More detailed explanations of how the models function can be found in Deliverable D5.2: First prototype of timbral characterisation tools for semantically annotating non-musical content, available: http://www.audiocommons.org/materials/

Installing the package

The timbral_models package can be installed using the pip command. This will handle all dependencies.

pip install timbral_models

Note that during test installing the package with only basic python installed, an error occurred when installing dependencies. This can be overcome by first installing numpy, followed by timbral_models.

pip install numpy
pip install timbral_models

Dependencies

If the code is to be installed using a method other than pip, dependencies will need to be installed. The timbral models rely on several other easily accessible python packages: numpy, soundfile, librosa, and scipy. These are all easily installed using the pip install command. e.g.

$ pip install numpy
$ pip install soundfile
$ pip install librosa
$ pip install scipy

Using the models

The models are written as a package which can be imported into a Python script. Within the package are six methods that predict the brightness, depth, hardness, metallic-nature, reverb, and roughness of an audio file. These are named timbral_xxx(fname), where xxx represents the timbral model.
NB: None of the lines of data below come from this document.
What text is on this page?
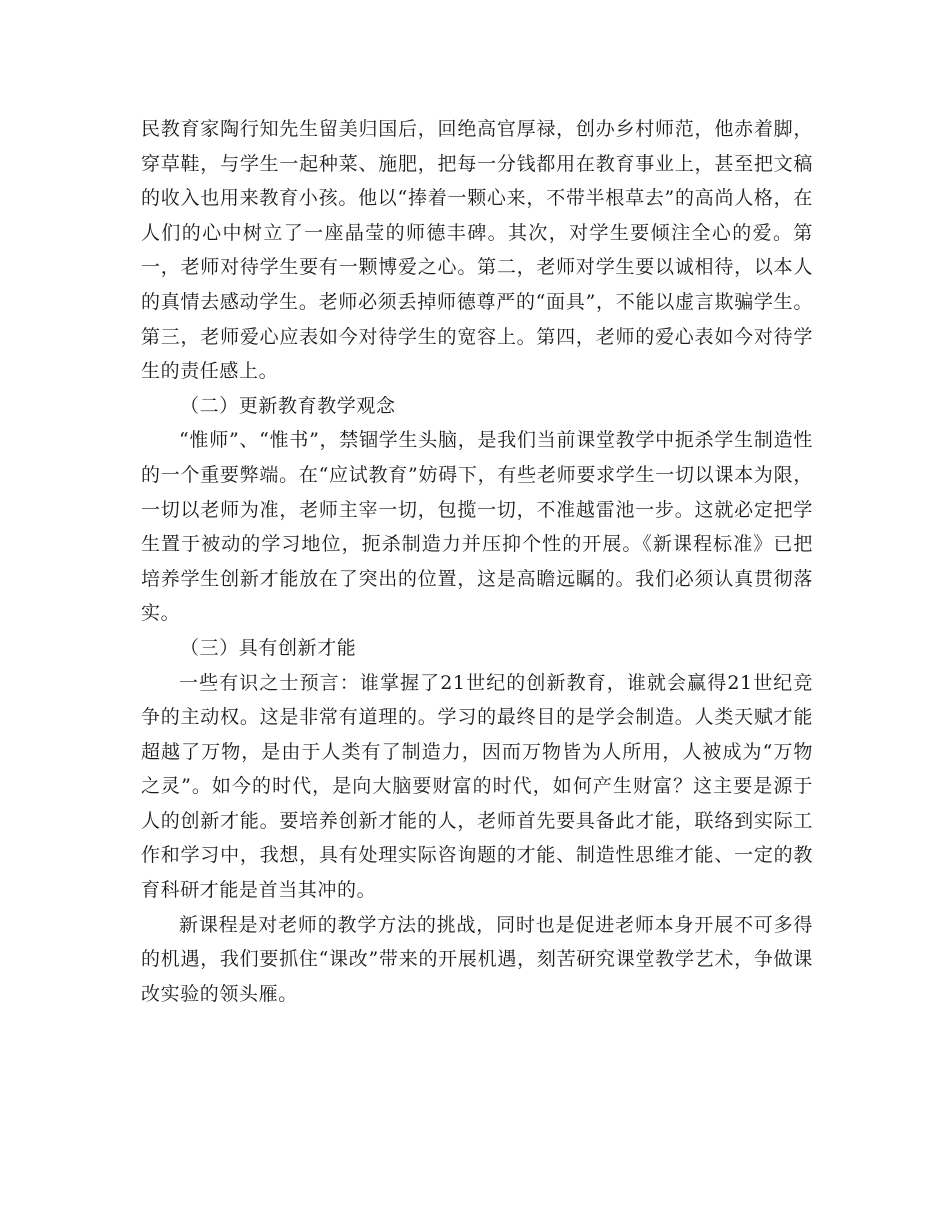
民教育家陶行知先生留美归国后，回绝高官厚禄，创办乡村师范，他赤着脚，穿草鞋，与学生一起种菜、施肥，把每一分钱都用在教育事业上，甚至把文稿的收入也用来教育小孩。他以“捧着一颗心来，不带半根草去”的高尚人格，在人们的心中树立了一座晶莹的师德丰碑。其次，对学生要倾注全心的爱。第一，老师对待学生要有一颗博爱之心。第二，老师对学生要以诚相待，以本人的真情去感动学生。老师必须丢掉师德尊严的“面具”，不能以虚言欺骗学生。第三，老师爱心应表如今对待学生的宽容上。第四，老师的爱心表如今对待学生的责任感上。

（二）更新教育教学观念

“惟师”、“惟书”，禁锢学生头脑，是我们当前课堂教学中扼杀学生制造性的一个重要弊端。在“应试教育”妨碍下，有些老师要求学生一切以课本为限，一切以老师为准，老师主宰一切，包揽一切，不准越雷池一步。这就必定把学生置于被动的学习地位，扼杀制造力并压抑个性的开展。《新课程标准》已把培养学生创新才能放在了突出的位置，这是高瞻远瞩的。我们必须认真贯彻落实。

（三）具有创新才能

一些有识之士预言：谁掌握了21世纪的创新教育，谁就会赢得21世纪竞争的主动权。这是非常有道理的。学习的最终目的是学会制造。人类天赋才能超越了万物，是由于人类有了制造力，因而万物皆为人所用，人被成为“万物之灵”。如今的时代，是向大脑要财富的时代，如何产生财富？这主要是源于人的创新才能。要培养创新才能的人，老师首先要具备此才能，联络到实际工作和学习中，我想，具有处理实际咨询题的才能、制造性思维才能、一定的教育科研才能是首当其冲的。

新课程是对老师的教学方法的挑战，同时也是促进老师本身开展不可多得的机遇，我们要抓住“课改”带来的开展机遇，刻苦研究课堂教学艺术，争做课改实验的领头雁。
To calculate the timbral attribute, give the method a string of the file name. The method will then read in the audio file internally and return the timbral characteristic, as described below.

Model output

The hardness, depth, and brightness models predict subjective ratings of their respective attributes. Each model returns a float. These models were trained on subjective ratings ranging from 0 to 100, but can extend beyond this range.

The metalic-nature model returns the probability of an audio file sounding metallic as a float ranging from 0.0 to 1.0.

The roughness model returns a float representing the roughness of the audio file. The minimum roughness value is 0.0, but there is no upper limit on the maximum roughness value.

The reverb model returns an approximation of the RT60 of an audio file in milliseconds. If the algorithm cannot estimate an RT60, 0 is returned.

Example usage

from timbral_models import timbral_brightness 

# generic file location
fname = '/Users/User/Music/AudioFileToTest.wav'

# calculate brightness
brightness = timbral_brightness(fname)

Version History

This section documents the version history of the timbral models. To download a specific version of the model that relate to a specific deliverable, please check this section and download the most recent version from that date.

2017/09/05 - Version 0.1 of timbral models, relates to Audio Commons Deliverable D5.3. This version of the repository relates to the software version 0.1 on PyPI.

2017/04/27 - Version 0.0 of the timbral models, relates to Audio Commons Deliverable D5.2.